Ein Zusammenhang mit der nach dem Tätigkeitsmerkmal vorausgesetzten Einleitung von Maßnahmen in Zusammenarbeit mit dem Familien- bzw. Vormundschaftsgericht ist gleichfalls strukturell gegeben. Solche Maßnahmen, insbesondere nach § 1666 BGB, sind bei der Wahrung des Kindeswohls nach dem Schutzauftrag des § 8a SGB VIII immer in alle Entscheidungen einzubeziehen, die im Bereich Vollzeitpflege und Hilfeplanung zu treffen sind. Diese Einbeziehung in die Erwägung reicht nach dem Tarifwortlaut ("Mitwirkung in Verfahren") aus, es ist daher nicht streitentscheidend wer am Ende die Entscheidung zur Einleitung eines Verfahrens nach § 1666 BGB fällt.
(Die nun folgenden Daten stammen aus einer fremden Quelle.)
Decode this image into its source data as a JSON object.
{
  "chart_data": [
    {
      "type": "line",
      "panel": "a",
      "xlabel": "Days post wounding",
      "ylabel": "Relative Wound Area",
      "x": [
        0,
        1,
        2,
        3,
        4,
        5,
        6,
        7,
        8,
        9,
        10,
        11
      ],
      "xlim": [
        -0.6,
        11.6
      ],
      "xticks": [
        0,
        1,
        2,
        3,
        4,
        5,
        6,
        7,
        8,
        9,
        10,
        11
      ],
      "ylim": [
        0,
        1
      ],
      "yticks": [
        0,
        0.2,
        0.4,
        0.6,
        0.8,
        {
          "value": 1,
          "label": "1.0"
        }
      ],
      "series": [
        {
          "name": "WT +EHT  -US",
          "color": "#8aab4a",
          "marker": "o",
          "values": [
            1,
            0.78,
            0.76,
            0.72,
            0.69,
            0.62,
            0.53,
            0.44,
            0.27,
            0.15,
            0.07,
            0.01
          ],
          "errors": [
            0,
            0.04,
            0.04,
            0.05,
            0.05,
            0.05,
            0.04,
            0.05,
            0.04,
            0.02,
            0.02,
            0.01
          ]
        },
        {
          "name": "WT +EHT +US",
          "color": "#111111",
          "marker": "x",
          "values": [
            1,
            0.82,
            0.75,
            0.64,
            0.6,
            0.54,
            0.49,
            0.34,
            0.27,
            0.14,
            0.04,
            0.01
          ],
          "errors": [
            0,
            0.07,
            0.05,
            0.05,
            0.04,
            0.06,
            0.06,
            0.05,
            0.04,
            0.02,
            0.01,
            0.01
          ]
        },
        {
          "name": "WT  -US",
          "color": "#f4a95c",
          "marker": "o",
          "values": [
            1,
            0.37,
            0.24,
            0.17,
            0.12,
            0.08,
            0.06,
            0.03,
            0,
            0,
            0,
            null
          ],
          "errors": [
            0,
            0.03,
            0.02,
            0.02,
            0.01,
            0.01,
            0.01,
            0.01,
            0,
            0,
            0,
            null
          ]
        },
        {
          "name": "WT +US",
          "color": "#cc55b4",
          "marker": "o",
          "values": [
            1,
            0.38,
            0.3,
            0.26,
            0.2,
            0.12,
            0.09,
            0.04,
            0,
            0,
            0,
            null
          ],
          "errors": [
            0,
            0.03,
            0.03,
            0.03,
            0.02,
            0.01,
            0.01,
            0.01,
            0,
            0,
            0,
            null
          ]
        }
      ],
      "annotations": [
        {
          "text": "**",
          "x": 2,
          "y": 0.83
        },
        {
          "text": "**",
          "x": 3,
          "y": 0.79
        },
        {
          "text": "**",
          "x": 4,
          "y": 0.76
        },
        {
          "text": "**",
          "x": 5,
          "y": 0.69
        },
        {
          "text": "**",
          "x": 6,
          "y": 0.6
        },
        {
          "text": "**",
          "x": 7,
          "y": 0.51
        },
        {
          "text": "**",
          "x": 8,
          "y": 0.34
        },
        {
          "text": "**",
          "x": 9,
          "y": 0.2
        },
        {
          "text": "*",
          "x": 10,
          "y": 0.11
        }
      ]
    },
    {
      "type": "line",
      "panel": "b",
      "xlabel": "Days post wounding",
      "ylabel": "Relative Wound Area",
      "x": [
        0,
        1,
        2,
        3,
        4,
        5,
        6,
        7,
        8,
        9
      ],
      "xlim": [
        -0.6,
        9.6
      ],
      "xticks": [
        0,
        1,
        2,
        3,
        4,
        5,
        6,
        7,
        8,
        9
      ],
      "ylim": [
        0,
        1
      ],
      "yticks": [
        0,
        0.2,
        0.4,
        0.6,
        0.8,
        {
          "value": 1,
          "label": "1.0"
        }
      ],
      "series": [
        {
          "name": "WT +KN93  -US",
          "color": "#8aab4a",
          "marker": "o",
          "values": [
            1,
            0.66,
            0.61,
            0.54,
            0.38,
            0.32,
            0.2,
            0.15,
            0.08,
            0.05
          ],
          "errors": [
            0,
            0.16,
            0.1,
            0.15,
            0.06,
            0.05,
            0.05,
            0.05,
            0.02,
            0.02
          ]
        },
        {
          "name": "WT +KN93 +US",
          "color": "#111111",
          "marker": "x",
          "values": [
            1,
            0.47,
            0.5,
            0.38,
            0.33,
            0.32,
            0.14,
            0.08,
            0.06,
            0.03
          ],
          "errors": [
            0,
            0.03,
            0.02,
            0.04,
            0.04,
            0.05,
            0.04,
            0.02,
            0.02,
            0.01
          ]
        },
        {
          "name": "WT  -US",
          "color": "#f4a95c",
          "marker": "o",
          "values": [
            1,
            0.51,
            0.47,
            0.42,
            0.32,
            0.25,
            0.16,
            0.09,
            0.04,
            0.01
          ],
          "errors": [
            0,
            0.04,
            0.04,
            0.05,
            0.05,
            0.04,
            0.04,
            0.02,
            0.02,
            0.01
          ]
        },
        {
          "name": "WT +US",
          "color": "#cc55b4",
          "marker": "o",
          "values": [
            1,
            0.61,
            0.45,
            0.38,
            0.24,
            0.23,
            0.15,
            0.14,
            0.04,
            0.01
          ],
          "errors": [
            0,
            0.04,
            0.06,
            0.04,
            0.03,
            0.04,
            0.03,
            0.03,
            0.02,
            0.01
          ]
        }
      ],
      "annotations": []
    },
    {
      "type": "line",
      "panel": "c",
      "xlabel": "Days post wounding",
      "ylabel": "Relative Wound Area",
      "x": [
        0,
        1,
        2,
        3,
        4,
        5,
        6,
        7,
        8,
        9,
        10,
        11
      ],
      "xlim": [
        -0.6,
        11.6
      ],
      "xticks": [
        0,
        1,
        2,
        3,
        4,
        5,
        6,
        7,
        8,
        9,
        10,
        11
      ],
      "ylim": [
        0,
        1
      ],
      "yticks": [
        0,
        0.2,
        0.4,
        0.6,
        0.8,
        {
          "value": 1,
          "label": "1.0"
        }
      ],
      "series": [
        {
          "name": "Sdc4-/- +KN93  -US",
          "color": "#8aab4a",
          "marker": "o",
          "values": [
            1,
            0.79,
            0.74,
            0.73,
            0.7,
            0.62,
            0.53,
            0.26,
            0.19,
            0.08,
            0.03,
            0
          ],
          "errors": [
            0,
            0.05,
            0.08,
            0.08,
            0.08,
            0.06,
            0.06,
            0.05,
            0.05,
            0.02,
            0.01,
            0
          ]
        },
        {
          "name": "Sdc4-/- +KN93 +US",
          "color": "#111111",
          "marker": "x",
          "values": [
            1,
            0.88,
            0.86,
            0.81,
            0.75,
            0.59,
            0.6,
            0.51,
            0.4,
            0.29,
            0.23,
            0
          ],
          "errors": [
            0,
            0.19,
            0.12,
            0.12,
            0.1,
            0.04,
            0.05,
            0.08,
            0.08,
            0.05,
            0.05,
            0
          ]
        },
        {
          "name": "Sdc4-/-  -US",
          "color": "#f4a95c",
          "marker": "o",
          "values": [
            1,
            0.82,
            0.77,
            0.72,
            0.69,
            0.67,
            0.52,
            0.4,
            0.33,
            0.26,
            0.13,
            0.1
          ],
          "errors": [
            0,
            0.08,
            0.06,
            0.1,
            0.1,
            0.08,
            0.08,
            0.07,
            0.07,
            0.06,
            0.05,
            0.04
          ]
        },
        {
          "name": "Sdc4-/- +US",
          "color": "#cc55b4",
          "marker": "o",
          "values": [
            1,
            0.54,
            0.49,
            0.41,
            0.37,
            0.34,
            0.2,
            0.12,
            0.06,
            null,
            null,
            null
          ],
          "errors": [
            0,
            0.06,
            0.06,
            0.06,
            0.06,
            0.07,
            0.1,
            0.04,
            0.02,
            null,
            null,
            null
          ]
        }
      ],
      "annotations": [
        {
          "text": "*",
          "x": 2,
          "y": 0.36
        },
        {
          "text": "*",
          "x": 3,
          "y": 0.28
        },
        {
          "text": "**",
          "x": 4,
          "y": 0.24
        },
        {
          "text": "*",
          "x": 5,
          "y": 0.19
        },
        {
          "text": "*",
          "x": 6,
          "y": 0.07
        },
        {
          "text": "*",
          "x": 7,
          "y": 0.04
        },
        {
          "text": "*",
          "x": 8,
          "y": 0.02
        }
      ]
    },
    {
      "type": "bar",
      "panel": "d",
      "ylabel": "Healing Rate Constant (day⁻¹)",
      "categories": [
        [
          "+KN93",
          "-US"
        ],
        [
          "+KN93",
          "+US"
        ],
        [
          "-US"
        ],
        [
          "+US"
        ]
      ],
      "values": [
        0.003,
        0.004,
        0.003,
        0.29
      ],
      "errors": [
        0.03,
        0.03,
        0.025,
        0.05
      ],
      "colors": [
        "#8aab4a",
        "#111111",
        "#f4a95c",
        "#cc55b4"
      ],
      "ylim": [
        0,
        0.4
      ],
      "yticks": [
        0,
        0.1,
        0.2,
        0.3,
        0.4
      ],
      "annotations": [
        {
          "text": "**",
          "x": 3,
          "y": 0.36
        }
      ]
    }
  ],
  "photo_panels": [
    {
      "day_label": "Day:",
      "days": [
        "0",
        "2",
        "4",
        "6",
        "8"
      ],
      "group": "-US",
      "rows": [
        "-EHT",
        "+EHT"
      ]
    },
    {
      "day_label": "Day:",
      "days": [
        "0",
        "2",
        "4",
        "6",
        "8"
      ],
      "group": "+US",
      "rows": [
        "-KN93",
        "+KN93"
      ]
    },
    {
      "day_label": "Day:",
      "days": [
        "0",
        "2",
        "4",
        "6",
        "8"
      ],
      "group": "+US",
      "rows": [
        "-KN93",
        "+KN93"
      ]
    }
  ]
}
Die Maßnahmen nach § 1666 BGB gehören, auch wenn sie nur in einer kleinen Zahl von Fällen tatsächlich zu realisieren sind, zum "Programm" möglicher Maßnahmen, das der Kläger, insbesondere nach § 37 Abs. 3 SGB VIII, stets in seine Erwägungen einzubeziehen hat. Auch bei der - unbestritten vorkommenden - Inobhutnahme von Kindern oder Jugendlichen ist vorher zu prüfen, ob familiengerichtliche Hilfe in Anspruch genommen und damit eine Inobhutnahme überflüssig werden kann (§ 42 Abs. 1 Satz 1 Nr. 2 Buchst. b SGB VIII). Unter Beachtung des Schutzauftrags des Klägers und dessen Subsidiarität gegenüber einer Anrufung des Familiengerichts (§ 8a Abs. 2 SGB VIII), ist die Möglichkeit einer Einschaltung des Familiengerichts und die Vorbereitung und ggf. Einleitung solcher Maßnahmen - und sei es durch Ansprache des Bezirksdienstes - Bestandteil der gesamten Tätigkeit des Klägers (vgl. zu allem Vorgesagten wiederum BAG v. 13.05.2015 - 4 AZR 355/13 -, Rn. 40).
(2.) Eine Organisationsentscheidung, die nach dem Zeitpunkt des für das vorliegende Eingruppierungsverfahren relevanten Antragstellungstages gefällt worden ist, hat für die Eingruppierung keine Bedeutung. Es stellt sich dann vielmehr die Frage, ob eine Organisationsentscheidung, die zu einer niedrigeren Eingruppierung führen kann oder soll, ohne Änderungsvereinbarung oder Änderungskündigung möglich sein kann.
III. Nach allem bleibt es somit bei der klagestattgebenden erstinstanzlichen Entscheidung. Als unterliegende Partei hat der Beklagte gemäß § 97 Abs. 1 ZPO die Kosten der Berufung zu tragen. Die Revision war gemäß § 72 Abs. 2 Nr. 1 ArbGG für den unterliegenden Beklagten zuzulassen, dies insbesondere mit Blick auf die Tatsache, dass es um die Auslegung eines bundesweit geltenden Tarifvertrages geht, mit Blick auf die Auslegungsfrage zum Begriff der Gefahrenabwehr und mit Blick auf die Tatsache, dass die vorliegende Entscheidung als Abweichung vom Urteil des LAG Rheinland-Pfalz vom 18.02.2011 - 9 Sa 537/10 - betrachtet werden könnte.